A $2,496.00 donation from the Mama Cats parent teacher organization “pays for students in Eagle Grove and their participation in the reading buddies program,” said Rachel Cahalan, who awarded the check to Reading Buddies, Inc. founder Deb Townsend on the Mama Cats behalf.

“Mama Cats is very much focused on extra activities for students and supporting teachers. And we think this is an excellent program that Eagle Grove has incorporated into their curriculum, and we wanted to support that,” Cahalan explained.

“Up to this point I have never had any financial assistance from anyone,” Deb said, while pointing out that she has received lots of help in the form of donated supplies and labor. But financially, “this has all come from our personal finances.”

“This means we can get all the cute fabric and the good patches,” Townsend explained, pointing out that good fabric and patches can get expensive. “And this means we can continue the program for the kids. Which is huge!”

Over the past few years, Cahalan noted, the Mama Cats have been picking up steam. They’ve organized school supplies drives, dances, and sporting events including the Washington Wizards performance, and many, many fundraisers.

The Reading Buddies program has been picking up steam too, Townsend explained. The program is now in First and Second Grade classes in Eagle Grove, in First Grade in Webster City, and in First Grade in Humboldt. And, they’ve formed a 501-C3 non-profit group, so donations can be tax deductible.

Townsend was amazed they’ve gotten so far on a shoestring budget. The Mama Cats donation, and others they hope will come in now that donors can take the cost off their tax bills, will help them to go farther. “All of our people who make bears are volunteers,” she related. “If we didn’t have that I don’t think we could really keep going. And that saves us a lot of money. But there are still costs, and those have been going up.”
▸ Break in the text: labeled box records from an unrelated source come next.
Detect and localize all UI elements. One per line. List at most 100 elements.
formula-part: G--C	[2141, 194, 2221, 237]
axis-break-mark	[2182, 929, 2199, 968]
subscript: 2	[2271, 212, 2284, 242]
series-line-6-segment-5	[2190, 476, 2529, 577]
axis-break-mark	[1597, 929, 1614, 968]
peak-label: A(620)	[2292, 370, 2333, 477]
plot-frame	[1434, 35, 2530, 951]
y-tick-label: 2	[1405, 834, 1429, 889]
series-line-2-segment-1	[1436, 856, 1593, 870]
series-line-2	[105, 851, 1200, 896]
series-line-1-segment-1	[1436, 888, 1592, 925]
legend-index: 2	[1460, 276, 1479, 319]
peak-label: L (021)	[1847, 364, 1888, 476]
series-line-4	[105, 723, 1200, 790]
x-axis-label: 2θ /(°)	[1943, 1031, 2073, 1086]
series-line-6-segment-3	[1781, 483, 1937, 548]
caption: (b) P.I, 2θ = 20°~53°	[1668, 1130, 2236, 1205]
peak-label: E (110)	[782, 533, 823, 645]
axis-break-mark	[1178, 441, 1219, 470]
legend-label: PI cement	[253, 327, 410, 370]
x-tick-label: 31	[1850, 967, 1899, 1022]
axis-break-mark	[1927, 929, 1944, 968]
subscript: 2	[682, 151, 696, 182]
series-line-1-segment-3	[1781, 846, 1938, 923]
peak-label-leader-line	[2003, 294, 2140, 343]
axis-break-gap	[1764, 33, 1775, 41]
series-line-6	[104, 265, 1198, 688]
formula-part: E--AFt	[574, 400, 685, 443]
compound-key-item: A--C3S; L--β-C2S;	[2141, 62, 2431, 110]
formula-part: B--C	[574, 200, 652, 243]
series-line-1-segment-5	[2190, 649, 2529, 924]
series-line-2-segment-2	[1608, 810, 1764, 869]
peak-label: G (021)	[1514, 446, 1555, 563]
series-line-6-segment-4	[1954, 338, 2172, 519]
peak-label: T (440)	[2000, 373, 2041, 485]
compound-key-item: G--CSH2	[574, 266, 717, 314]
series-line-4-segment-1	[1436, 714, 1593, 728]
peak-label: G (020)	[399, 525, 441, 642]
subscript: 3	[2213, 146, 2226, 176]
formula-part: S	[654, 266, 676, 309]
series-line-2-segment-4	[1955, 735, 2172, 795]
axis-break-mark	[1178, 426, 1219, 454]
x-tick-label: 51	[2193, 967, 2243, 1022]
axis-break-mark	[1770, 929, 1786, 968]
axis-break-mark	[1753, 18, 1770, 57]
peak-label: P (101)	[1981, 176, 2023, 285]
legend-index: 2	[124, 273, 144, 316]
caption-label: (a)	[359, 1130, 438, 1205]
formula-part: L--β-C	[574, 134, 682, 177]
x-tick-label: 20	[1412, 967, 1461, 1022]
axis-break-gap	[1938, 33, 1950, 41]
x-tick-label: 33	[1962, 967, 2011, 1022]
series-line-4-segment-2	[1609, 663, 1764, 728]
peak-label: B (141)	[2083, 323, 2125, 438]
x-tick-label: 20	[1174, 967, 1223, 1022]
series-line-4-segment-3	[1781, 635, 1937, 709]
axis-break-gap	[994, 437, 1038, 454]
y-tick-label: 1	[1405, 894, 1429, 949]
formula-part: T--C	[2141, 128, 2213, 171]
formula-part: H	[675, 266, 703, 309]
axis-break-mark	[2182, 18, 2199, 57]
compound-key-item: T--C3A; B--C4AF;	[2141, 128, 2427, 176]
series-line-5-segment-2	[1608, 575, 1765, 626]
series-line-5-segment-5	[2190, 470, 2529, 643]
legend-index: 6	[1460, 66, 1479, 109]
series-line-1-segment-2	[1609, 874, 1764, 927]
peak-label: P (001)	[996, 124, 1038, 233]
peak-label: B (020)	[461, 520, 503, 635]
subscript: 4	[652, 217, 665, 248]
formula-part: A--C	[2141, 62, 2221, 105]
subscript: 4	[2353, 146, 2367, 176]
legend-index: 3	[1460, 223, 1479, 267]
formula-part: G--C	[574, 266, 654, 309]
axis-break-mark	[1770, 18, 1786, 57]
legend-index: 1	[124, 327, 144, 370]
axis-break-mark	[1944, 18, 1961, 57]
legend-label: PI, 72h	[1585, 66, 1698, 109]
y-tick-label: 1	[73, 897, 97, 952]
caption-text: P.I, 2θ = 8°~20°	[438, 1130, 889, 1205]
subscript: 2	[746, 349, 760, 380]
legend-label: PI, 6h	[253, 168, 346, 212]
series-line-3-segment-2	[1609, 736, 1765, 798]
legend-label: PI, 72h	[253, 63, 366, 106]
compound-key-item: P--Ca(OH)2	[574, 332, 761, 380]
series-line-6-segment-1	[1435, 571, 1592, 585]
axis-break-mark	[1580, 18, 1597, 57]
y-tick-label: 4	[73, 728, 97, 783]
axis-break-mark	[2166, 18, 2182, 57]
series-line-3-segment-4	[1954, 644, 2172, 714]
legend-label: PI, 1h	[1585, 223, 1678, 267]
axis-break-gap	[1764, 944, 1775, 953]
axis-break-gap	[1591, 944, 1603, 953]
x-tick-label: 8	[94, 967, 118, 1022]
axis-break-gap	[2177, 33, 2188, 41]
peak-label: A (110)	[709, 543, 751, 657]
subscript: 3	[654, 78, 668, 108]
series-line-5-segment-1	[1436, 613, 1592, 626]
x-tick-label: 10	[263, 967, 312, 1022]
It all began very humbly. Townsend recalled that she started sewing in 2nd grade. “My Mom used to sew, and made our clothes. And I would bother her. ‘I want to sew!'” So finally, she recalled, her Mother had sat her down at her sewing machine, taken out an old kitchen towel, and drawn a squiggly line on it. When she could follow the line with the thread, her Mother told her, she could sew something for real. Today, she makes all her own patterns, and is teaching her grandchildren to sew.

When she sees kids reading to their buddies, teddy bears she designed and in most cases, sewed, “I just get such a kick out of that,” Townsend said, enthusiastically.

Of course, Townsend knows she can’t do it all on her own, and she can’t do it forever. She’s working with the Eagle Grove High School to find students who could work with the younger kids, and she plans to follow the same approach in other schools as the program spreads. Ensuring that there will always be people who know how to use the Reading Buddies system to help kids learn and enjoy reading. “Reading Buddies isn’t just bears,” Townsend pointed out, “there’s a cohesive curriculum that makes it easier for the students.”

Townsend said that a long career teaching art had taught her to build a curriculum. But her time teaching at the school for the blind made her “think about other ways to learn.’ It challenged her to think outside the box, to figure out, “how can we associate a concept with an image,” so the blind students could envision in their minds what their eyes couldn’t see.

That experience ultimately culminated in the Reading Buddies program, which combines reading lessons and activities, with a comforting tactile object, which kids can connect to on a deeper level. That, Townsend said, is the “secret sauce”.

What’s next for the program? Townsend said she’d like to expand the bilingual aspects of it, to better serve both Spanish and English speaking kids, noting that in her program “our Spanish speaking kids learn to speak English, but our English speaking kids also learn a little Spanish. So we’re able to speak to each other.” That’s a concept Townsend said deserves more development.

And a website will be coming soon, with resources for families. She’s also thinking about developing content for publications, to help kids learn through entertainment, and to help them begin to pay attention to current events.

And, of course, she plans to expand the program to more and more schools around the nation.

The point of the whole thing is that reading brings understanding, and entertainment, and that leads to a happy, successful life, Townsend explained. “I want kids to read. I want them to learn by reading. I want them to love to read. And I want them to read throughout their lives. So they can succeed in their lives.”